La Commissione Europea, il 23 febbraio 2022, ha adottato la proposta di Direttiva sulla Due Diligence delle imprese in materia di sostenibilità.
La Proposta ha come soggetti destinatari sia le grandi società con più di 500 dipendenti e con un fatturato netto superiore a 150 milioni di euro sia le società che operano in settori ad alto impatto (minerario, tessile ed alimentare) con oltre 250 dipendenti ed un fatturato netto di oltre 40 milioni di euro. Allo stesso modo, una volta in vigore, la direttiva si applicherà anche a tutte quelle società che pur appartenenti a paesi terzi sono attive sul territorio dell’UE, in linea con i numeri poc’anzi citati.
La futura direttiva impone agli Stati membri di provvedere a che ciascuna società predisponga una politica sulla due diligence, da aggiornare annualmente, e integri la stessa nelle proprie politiche aziendali (art. 5). Altro aspetto importante è l’obbligo degli Stati membri di provvedere a che ciascuna società adotti misure adeguate per individuare, prevenire e arrestare e/o minimizzare gli impatti negativi sui diritti umani e sull’ambiente, effettivi o potenziali, causati dalle proprie attività o da quelle delle sue affiliate o della catena di approvvigionamento (artt. 6-8). Questo aspetto influisce enormemente sui rapporti di fornitura delle società oggetto della proposta, in quanto, nel caso di impatto negativo potenziale o effettivo che risulti impossibile prevenire, arrestare o attutire sufficientemente, queste dovranno astenersi dal prolungare o instaurare un nuovo rapporto con il partner commerciale dal quale, direttamente o indirettamente, è derivato l’impatto.
Inoltre, le società non vincolate alla direttiva di bilancio dovranno pubblicare annualmente una dichiarazione sulle informazioni richieste dalla CSDDD (art. 11).
Nonostante l’iter procedurale avesse portato ad un accordo tra Consiglio e Parlamento europeo (dicembre 2023), il voto formale per l’adozione della direttiva Ue sulla due diligence in materia di sostenibilità è stato bloccato a causa della forte opposizione di 14 stati, tra cui l’Italia (febbraio 2024). Qualora si fosse proceduto alla votazione, non si sarebbe raggiunta la maggioranza qualificata necessaria per il voto contrario della Svezia e per l’astensione degli altri Stati. A distanza di qualche giorno, il Consiglio dell’Ue ha presentato una nuova Proposta innalzando le soglie per l’applicazione delle norme, da 500 a 1000 dipendenti, e da 150 milioni a 300 milioni di fatturato. Soglie corrispondenti al doppio rispetto al testo precedente.

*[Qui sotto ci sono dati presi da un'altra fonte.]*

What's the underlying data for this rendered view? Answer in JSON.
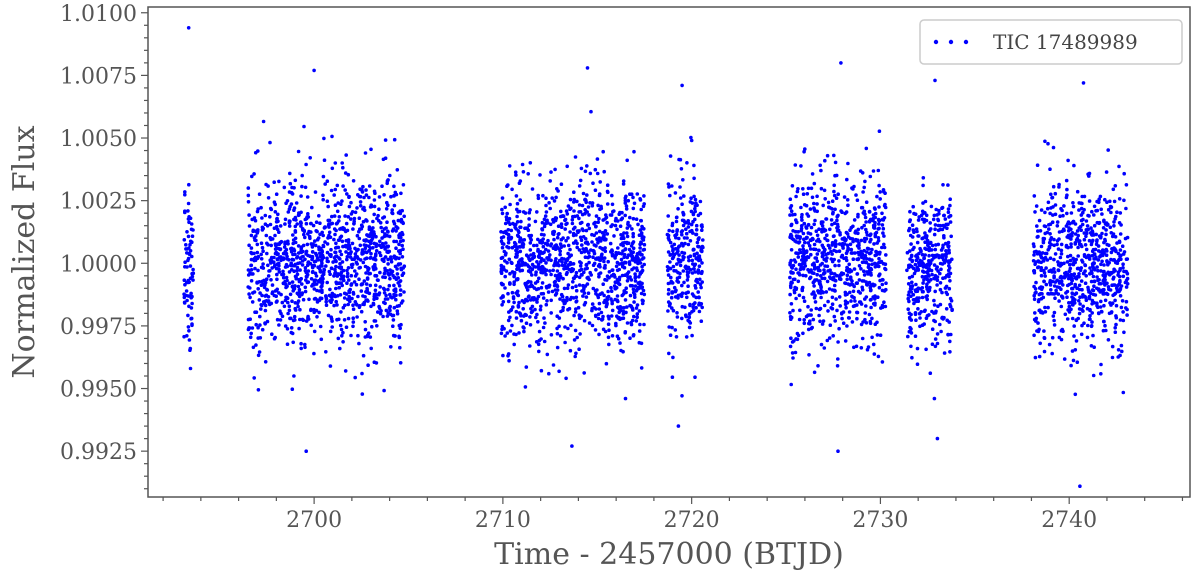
{
  "chart_data": {
    "type": "scatter",
    "xlabel": "Time - 2457000 (BTJD)",
    "ylabel": "Normalized Flux",
    "xlim": [
      2691.2,
      2746.4
    ],
    "ylim": [
      0.99067,
      1.01023
    ],
    "xticks": [
      2700,
      2710,
      2720,
      2730,
      2740
    ],
    "xtick_labels": [
      "2700",
      "2710",
      "2720",
      "2730",
      "2740"
    ],
    "x_minor_step": 2,
    "yticks": [
      0.9925,
      0.995,
      0.9975,
      1.0,
      1.0025,
      1.005,
      1.0075,
      1.01
    ],
    "ytick_labels": [
      "0.9925",
      "0.9950",
      "0.9975",
      "1.0000",
      "1.0025",
      "1.0050",
      "1.0075",
      "1.0100"
    ],
    "y_minor_step": 0.0005,
    "grid": false,
    "legend_position": "top-right",
    "series": [
      {
        "name": "TIC 17489989",
        "color": "#0000ff",
        "marker": "dot",
        "segments": [
          {
            "x_start": 2693.1,
            "x_end": 2693.6,
            "center": 0.99995,
            "sigma": 0.0019,
            "y_min": 0.9958,
            "y_max": 1.0094
          },
          {
            "x_start": 2696.5,
            "x_end": 2704.8,
            "center": 1.0001,
            "sigma": 0.002,
            "y_min": 0.9925,
            "y_max": 1.0077
          },
          {
            "x_start": 2709.9,
            "x_end": 2717.5,
            "center": 1.0,
            "sigma": 0.002,
            "y_min": 0.9927,
            "y_max": 1.0078
          },
          {
            "x_start": 2718.7,
            "x_end": 2720.6,
            "center": 1.0,
            "sigma": 0.002,
            "y_min": 0.9935,
            "y_max": 1.0071
          },
          {
            "x_start": 2725.2,
            "x_end": 2730.3,
            "center": 1.0,
            "sigma": 0.002,
            "y_min": 0.9925,
            "y_max": 1.008
          },
          {
            "x_start": 2731.4,
            "x_end": 2733.8,
            "center": 0.9999,
            "sigma": 0.0019,
            "y_min": 0.993,
            "y_max": 1.0073
          },
          {
            "x_start": 2738.1,
            "x_end": 2743.1,
            "center": 0.9999,
            "sigma": 0.002,
            "y_min": 0.9911,
            "y_max": 1.0072
          }
        ]
      }
    ]
  }
}
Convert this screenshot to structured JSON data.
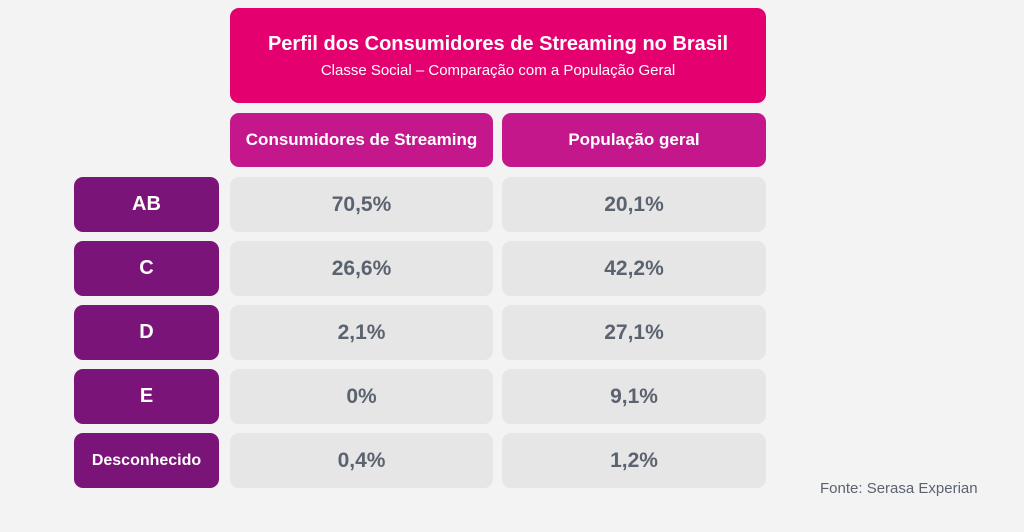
{
  "header": {
    "title": "Perfil dos Consumidores de Streaming no Brasil",
    "subtitle": "Classe Social – Comparação com a População Geral"
  },
  "table": {
    "columns": [
      "Consumidores de Streaming",
      "População geral"
    ],
    "rows": [
      {
        "label": "AB",
        "cells": [
          "70,5%",
          "20,1%"
        ]
      },
      {
        "label": "C",
        "cells": [
          "26,6%",
          "42,2%"
        ]
      },
      {
        "label": "D",
        "cells": [
          "2,1%",
          "27,1%"
        ]
      },
      {
        "label": "E",
        "cells": [
          "0%",
          "9,1%"
        ]
      },
      {
        "label": "Desconhecido",
        "cells": [
          "0,4%",
          "1,2%"
        ]
      }
    ]
  },
  "source": "Fonte: Serasa Experian"
}
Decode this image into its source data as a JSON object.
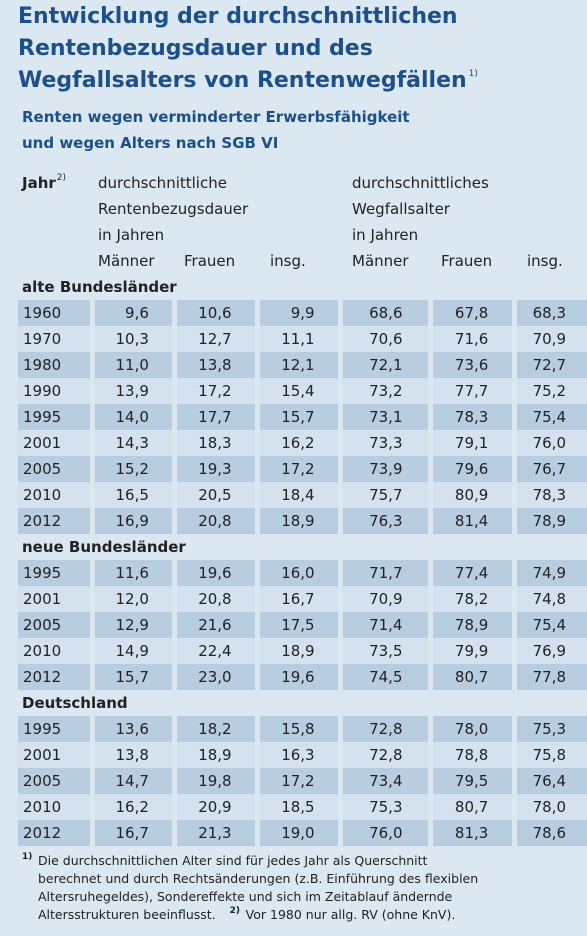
{
  "header": {
    "title_lines": [
      "Entwicklung der durchschnittlichen",
      "Rentenbezugsdauer und des",
      "Wegfallsalters von Rentenwegfällen"
    ],
    "title_note": "1)",
    "subtitle_lines": [
      "Renten wegen verminderter Erwerbsfähigkeit",
      "und wegen Alters nach SGB VI"
    ]
  },
  "table": {
    "year_header": "Jahr",
    "year_note": "2)",
    "group_headers": [
      {
        "label_lines": [
          "durchschnittliche",
          "Rentenbezugsdauer"
        ],
        "unit": "in Jahren"
      },
      {
        "label_lines": [
          "durchschnittliches",
          "Wegfallsalter"
        ],
        "unit": "in Jahren"
      }
    ],
    "subheaders": [
      "Männer",
      "Frauen",
      "insg.",
      "Männer",
      "Frauen",
      "insg."
    ],
    "sections": [
      {
        "label": "alte Bundesländer",
        "rows": [
          [
            "1960",
            "9,6",
            "10,6",
            "9,9",
            "68,6",
            "67,8",
            "68,3"
          ],
          [
            "1970",
            "10,3",
            "12,7",
            "11,1",
            "70,6",
            "71,6",
            "70,9"
          ],
          [
            "1980",
            "11,0",
            "13,8",
            "12,1",
            "72,1",
            "73,6",
            "72,7"
          ],
          [
            "1990",
            "13,9",
            "17,2",
            "15,4",
            "73,2",
            "77,7",
            "75,2"
          ],
          [
            "1995",
            "14,0",
            "17,7",
            "15,7",
            "73,1",
            "78,3",
            "75,4"
          ],
          [
            "2001",
            "14,3",
            "18,3",
            "16,2",
            "73,3",
            "79,1",
            "76,0"
          ],
          [
            "2005",
            "15,2",
            "19,3",
            "17,2",
            "73,9",
            "79,6",
            "76,7"
          ],
          [
            "2010",
            "16,5",
            "20,5",
            "18,4",
            "75,7",
            "80,9",
            "78,3"
          ],
          [
            "2012",
            "16,9",
            "20,8",
            "18,9",
            "76,3",
            "81,4",
            "78,9"
          ]
        ]
      },
      {
        "label": "neue Bundesländer",
        "rows": [
          [
            "1995",
            "11,6",
            "19,6",
            "16,0",
            "71,7",
            "77,4",
            "74,9"
          ],
          [
            "2001",
            "12,0",
            "20,8",
            "16,7",
            "70,9",
            "78,2",
            "74,8"
          ],
          [
            "2005",
            "12,9",
            "21,6",
            "17,5",
            "71,4",
            "78,9",
            "75,4"
          ],
          [
            "2010",
            "14,9",
            "22,4",
            "18,9",
            "73,5",
            "79,9",
            "76,9"
          ],
          [
            "2012",
            "15,7",
            "23,0",
            "19,6",
            "74,5",
            "80,7",
            "77,8"
          ]
        ]
      },
      {
        "label": "Deutschland",
        "rows": [
          [
            "1995",
            "13,6",
            "18,2",
            "15,8",
            "72,8",
            "78,0",
            "75,3"
          ],
          [
            "2001",
            "13,8",
            "18,9",
            "16,3",
            "72,8",
            "78,8",
            "75,8"
          ],
          [
            "2005",
            "14,7",
            "19,8",
            "17,2",
            "73,4",
            "79,5",
            "76,4"
          ],
          [
            "2010",
            "16,2",
            "20,9",
            "18,5",
            "75,3",
            "80,7",
            "78,0"
          ],
          [
            "2012",
            "16,7",
            "21,3",
            "19,0",
            "76,0",
            "81,3",
            "78,6"
          ]
        ]
      }
    ]
  },
  "footnotes": [
    {
      "marker": "1)",
      "lines": [
        "Die durchschnittlichen Alter sind für jedes Jahr als Querschnitt",
        "berechnet und durch Rechtsänderungen (z.B. Einführung des flexiblen",
        "Altersruhegeldes), Sondereffekte und sich im Zeitablauf ändernde",
        "Altersstrukturen beeinflusst."
      ]
    },
    {
      "marker": "2)",
      "lines": [
        "Vor 1980 nur allg. RV (ohne KnV)."
      ]
    }
  ]
}
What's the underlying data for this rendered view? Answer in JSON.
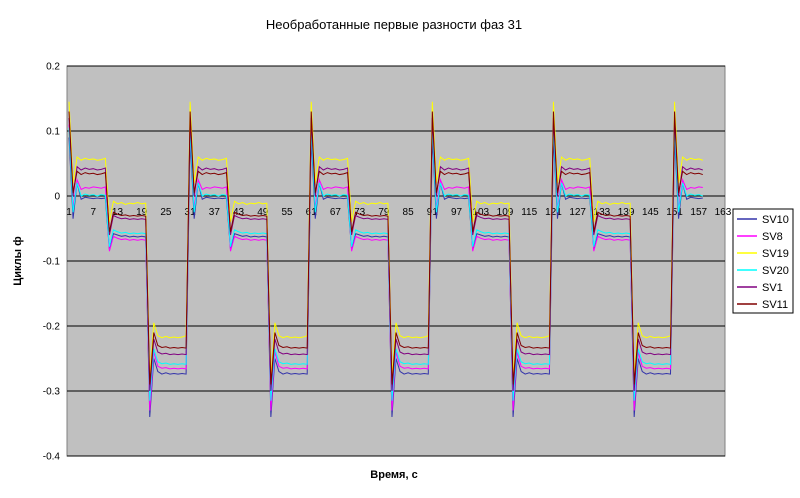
{
  "chart_data": {
    "type": "line",
    "title": "Необработанные первые разности фаз 31",
    "xlabel": "Время, с",
    "ylabel": "Циклы ф",
    "ylim": [
      -0.4,
      0.2
    ],
    "yticks": [
      0.2,
      0.1,
      0,
      -0.1,
      -0.2,
      -0.3,
      -0.4
    ],
    "ytick_labels": [
      "0.2",
      "0.1",
      "0",
      "-0.1",
      "-0.2",
      "-0.3",
      "-0.4"
    ],
    "x_categories_count": 163,
    "xtick_labels": [
      "1",
      "7",
      "13",
      "19",
      "25",
      "31",
      "37",
      "43",
      "49",
      "55",
      "61",
      "67",
      "73",
      "79",
      "85",
      "91",
      "97",
      "103",
      "109",
      "115",
      "121",
      "127",
      "133",
      "139",
      "145",
      "151",
      "157",
      "163"
    ],
    "grid": true,
    "plot_background": "#c0c0c0",
    "legend_position": "right",
    "x_period": 30,
    "series_length": 158,
    "series": [
      {
        "name": "SV10",
        "color": "#3333aa",
        "template": [
          0.09,
          -0.035,
          0.02,
          -0.005,
          -0.002,
          -0.003,
          -0.004,
          -0.003,
          -0.004,
          -0.003,
          -0.082,
          -0.058,
          -0.06,
          -0.062,
          -0.061,
          -0.063,
          -0.062,
          -0.063,
          -0.062,
          -0.063,
          -0.34,
          -0.25,
          -0.27,
          -0.274,
          -0.272,
          -0.274,
          -0.273,
          -0.274,
          -0.273,
          -0.274
        ]
      },
      {
        "name": "SV8",
        "color": "#ff00ff",
        "template": [
          0.11,
          -0.02,
          0.025,
          0.01,
          0.013,
          0.012,
          0.014,
          0.013,
          0.012,
          0.014,
          -0.085,
          -0.062,
          -0.065,
          -0.067,
          -0.066,
          -0.068,
          -0.067,
          -0.068,
          -0.067,
          -0.068,
          -0.33,
          -0.24,
          -0.262,
          -0.265,
          -0.264,
          -0.266,
          -0.265,
          -0.266,
          -0.265,
          -0.266
        ]
      },
      {
        "name": "SV19",
        "color": "#ffff00",
        "template": [
          0.145,
          0.02,
          0.06,
          0.055,
          0.058,
          0.056,
          0.057,
          0.055,
          0.056,
          0.058,
          -0.04,
          -0.008,
          -0.012,
          -0.01,
          -0.013,
          -0.011,
          -0.012,
          -0.01,
          -0.012,
          -0.011,
          -0.28,
          -0.195,
          -0.215,
          -0.218,
          -0.216,
          -0.218,
          -0.217,
          -0.218,
          -0.217,
          -0.215
        ]
      },
      {
        "name": "SV20",
        "color": "#00ffff",
        "template": [
          0.105,
          -0.025,
          0.02,
          0.0,
          0.003,
          0.001,
          0.002,
          0.0,
          0.002,
          0.001,
          -0.078,
          -0.052,
          -0.055,
          -0.057,
          -0.056,
          -0.058,
          -0.057,
          -0.058,
          -0.057,
          -0.058,
          -0.315,
          -0.235,
          -0.255,
          -0.258,
          -0.257,
          -0.259,
          -0.258,
          -0.259,
          -0.258,
          -0.259
        ]
      },
      {
        "name": "SV1",
        "color": "#800080",
        "template": [
          0.12,
          0.0,
          0.045,
          0.04,
          0.043,
          0.041,
          0.042,
          0.04,
          0.041,
          0.043,
          -0.06,
          -0.03,
          -0.033,
          -0.035,
          -0.034,
          -0.036,
          -0.035,
          -0.036,
          -0.035,
          -0.036,
          -0.3,
          -0.22,
          -0.24,
          -0.243,
          -0.242,
          -0.244,
          -0.243,
          -0.244,
          -0.243,
          -0.244
        ]
      },
      {
        "name": "SV11",
        "color": "#800000",
        "template": [
          0.13,
          0.005,
          0.038,
          0.033,
          0.036,
          0.034,
          0.035,
          0.033,
          0.034,
          0.036,
          -0.055,
          -0.025,
          -0.028,
          -0.03,
          -0.029,
          -0.031,
          -0.03,
          -0.031,
          -0.03,
          -0.031,
          -0.29,
          -0.21,
          -0.23,
          -0.233,
          -0.232,
          -0.234,
          -0.233,
          -0.234,
          -0.233,
          -0.234
        ]
      }
    ]
  }
}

E’ evidente come la preoccupazione degli Stati e delle imprese sia elevata. Il timore è quello che l’eccessiva regolamentazione possa nuocere alle organizzazioni. Questo è quanto emerso anche dall’intervista fatta a Cinzia Del Rio, Presidente della sezione Occupazione, affari sociali e cittadinanza del Comitato economico e sociale europeo, da Eunews.
Tuttavia, la domanda che rimane ancora aperta è: riusciranno il Consiglio dell’Ue e gli Stati membri a trovare un compromesso?